Mickey Lacey, Good-Bye

by Kathy Schinker, Secretary, Serenity Retreat League

Dear Mickey,

You have left too many footprints in our memories to ever be forgotten. We will miss you.

You firmly believed in the Serenity Retreat League. You said Yes to becoming Secretary to Fr. Fred Lawrence, the League founder. You made sure he made his flights on time, regardless of which airport he might have flown in or out of. I know he loved you for being there for him,

He helped, as did our program, take you and your husband Tom to places you only dreamed about and introduced you to people, like me, all over the country you might otherwise not have gotten to know. And we are deeply grateful.

We met in Dallas, Texas, in the early 1970s at the second Serenity Retreat Captain’s Conference. I do not remember what it was that attracted me to you, maybe it was our like-mindedness about Serenity Retreats. After another Conference in New Jersey, some of us went into New York City. You shared a crowded hotel room and introduced us to “the City.”

We made sure we got together at subsequent Conferences and any time in between. You and Lorraine introduced me to betting on card games like Go Fish.

Sometimes your determination ended up creating some awkward situations. We drove into the City from New Jersey to see Cats. You fretted because Tom did not leave you the right set of keys. The key you used started the car but, after the play, the car would neither budge nor start. You paid three non-English speaking fellows to take the entire starter out. I had to stick my finger in the hole in the steering column and hold something (I did not know what) so we could drive off. Later we had quite a laugh about it. In you haste, you took the trunk key instead of the starter key!

You would drive anywhere and we had wonderful excursions to the Wilson House in Vermont, and to Massachusetts and New Hampshire to see the blazing colors of fall. You drove me to the beaches in New Jersey to satisfy my love of the ocean. We spent money at the outlet mall in Redding, Pennsylvania, drove through the Colorado Rockies in a snow storm, and back to Staten Island from a Captains Conference in Queens without any brakes.

Our trip to Oberamergau was over the top! We talked about it for years. It did give you an exercise in trying to “herd cats”, as your job was to get people to the bus on time. That did not seem to be a trait for many of us “program people” on the tour.

I loved it when you came to Nebraska to visit me and got to meet my friends who fell instantly in love with you. You were introduced to our wide open spaces and I nearly had you convinced you could relocate here.

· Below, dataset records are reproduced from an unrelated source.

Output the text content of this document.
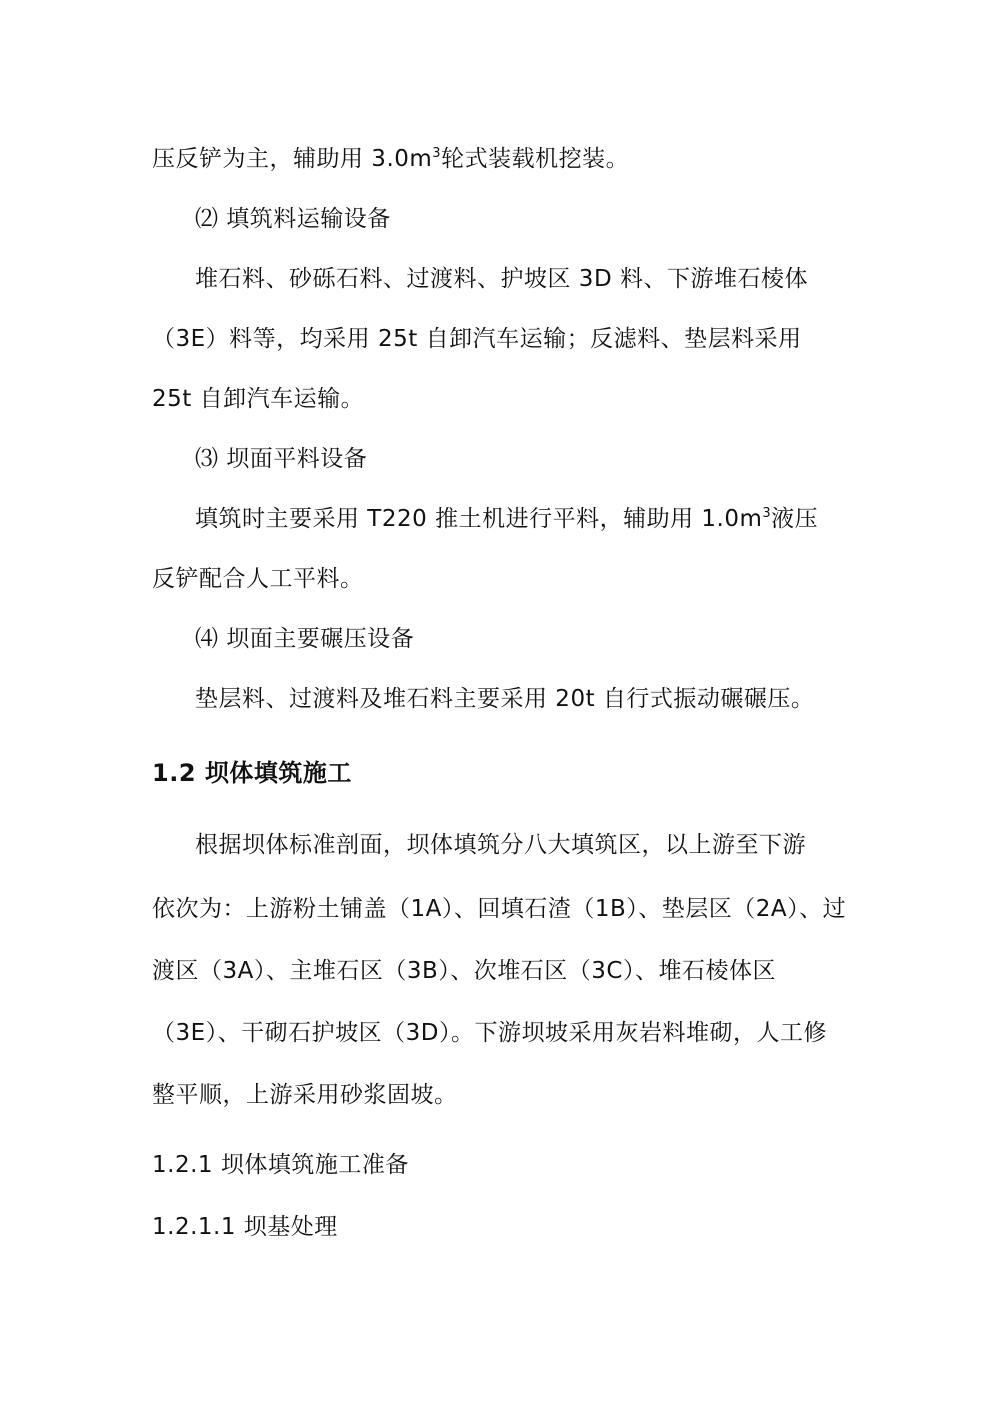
压反铲为主，辅助用 $3.0m^3$轮式装载机挖装。
⑵ 填筑料运输设备
堆石料、砂砾石料、过渡料、护坡区 3D 料、下游堆石棱体
（3E）料等，均采用 25t 自卸汽车运输；反滤料、垫层料采用
25t 自卸汽车运输。
⑶ 坝面平料设备
填筑时主要采用 T220 推土机进行平料，辅助用 $1.0m^3$液压
反铲配合人工平料。
⑷ 坝面主要碾压设备
垫层料、过渡料及堆石料主要采用 20t 自行式振动碾碾压。
1.2 坝体填筑施工
根据坝体标准剖面，坝体填筑分八大填筑区，以上游至下游
依次为：上游粉土铺盖（1A）、回填石渣（1B）、垫层区（2A）、过
渡区（3A）、主堆石区（3B）、次堆石区（3C）、堆石棱体区
（3E）、干砌石护坡区（3D）。下游坝坡采用灰岩料堆砌，人工修
整平顺，上游采用砂浆固坡。
1.2.1 坝体填筑施工准备
1.2.1.1 坝基处理
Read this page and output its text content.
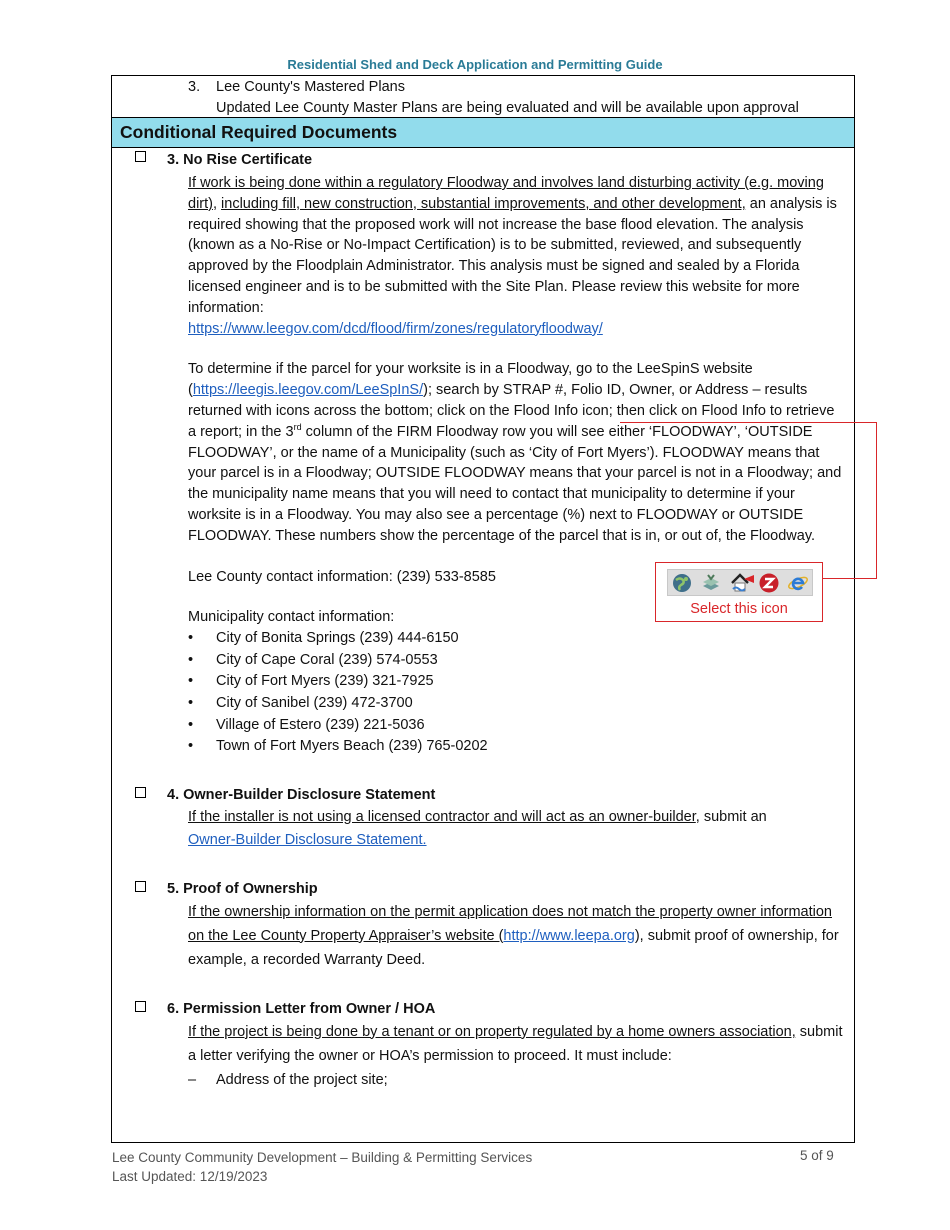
Residential Shed and Deck Application and Permitting Guide
3. Lee County's Mastered Plans
Updated Lee County Master Plans are being evaluated and will be available upon approval
Conditional Required Documents
3. No Rise Certificate
If work is being done within a regulatory Floodway and involves land disturbing activity (e.g. moving dirt), including fill, new construction, substantial improvements, and other development, an analysis is required showing that the proposed work will not increase the base flood elevation. The analysis (known as a No-Rise or No-Impact Certification) is to be submitted, reviewed, and subsequently approved by the Floodplain Administrator. This analysis must be signed and sealed by a Florida licensed engineer and is to be submitted with the Site Plan. Please review this website for more information:
https://www.leegov.com/dcd/flood/firm/zones/regulatoryfloodway/
To determine if the parcel for your worksite is in a Floodway, go to the LeeSpinS website (https://leegis.leegov.com/LeeSpInS/); search by STRAP #, Folio ID, Owner, or Address – results returned with icons across the bottom; click on the Flood Info icon; then click on Flood Info to retrieve a report; in the 3rd column of the FIRM Floodway row you will see either ‘FLOODWAY’, ‘OUTSIDE FLOODWAY’, or the name of a Municipality (such as ‘City of Fort Myers’). FLOODWAY means that your parcel is in a Floodway; OUTSIDE FLOODWAY means that your parcel is not in a Floodway; and the municipality name means that you will need to contact that municipality to determine if your worksite is in a Floodway. You may also see a percentage (%) next to FLOODWAY or OUTSIDE FLOODWAY. These numbers show the percentage of the parcel that is in, or out of, the Floodway.
Lee County contact information: (239) 533-8585
Municipality contact information:
• City of Bonita Springs (239) 444-6150
• City of Cape Coral (239) 574-0553
• City of Fort Myers (239) 321-7925
• City of Sanibel (239) 472-3700
• Village of Estero (239) 221-5036
• Town of Fort Myers Beach (239) 765-0202
4. Owner-Builder Disclosure Statement
If the installer is not using a licensed contractor and will act as an owner-builder, submit an
Owner-Builder Disclosure Statement.
5. Proof of Ownership
If the ownership information on the permit application does not match the property owner information on the Lee County Property Appraiser’s website (http://www.leepa.org), submit proof of ownership, for example, a recorded Warranty Deed.
6. Permission Letter from Owner / HOA
If the project is being done by a tenant or on property regulated by a home owners association, submit a letter verifying the owner or HOA’s permission to proceed. It must include:
– Address of the project site;
Select this icon
Lee County Community Development – Building & Permitting Services
Last Updated: 12/19/2023
5 of 9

However, you could not be that far away from the family you loved.

Mickey, we laughed and cried together over miracles and sadness, gains, losses and the everyday changes in life. You are with Tom and Meghan and I know they and the Lord welcomed you with open arms. Your generosity, loyalty, loving presence and your tenacity to “keep on keeping on” have earned you peace in Heaven.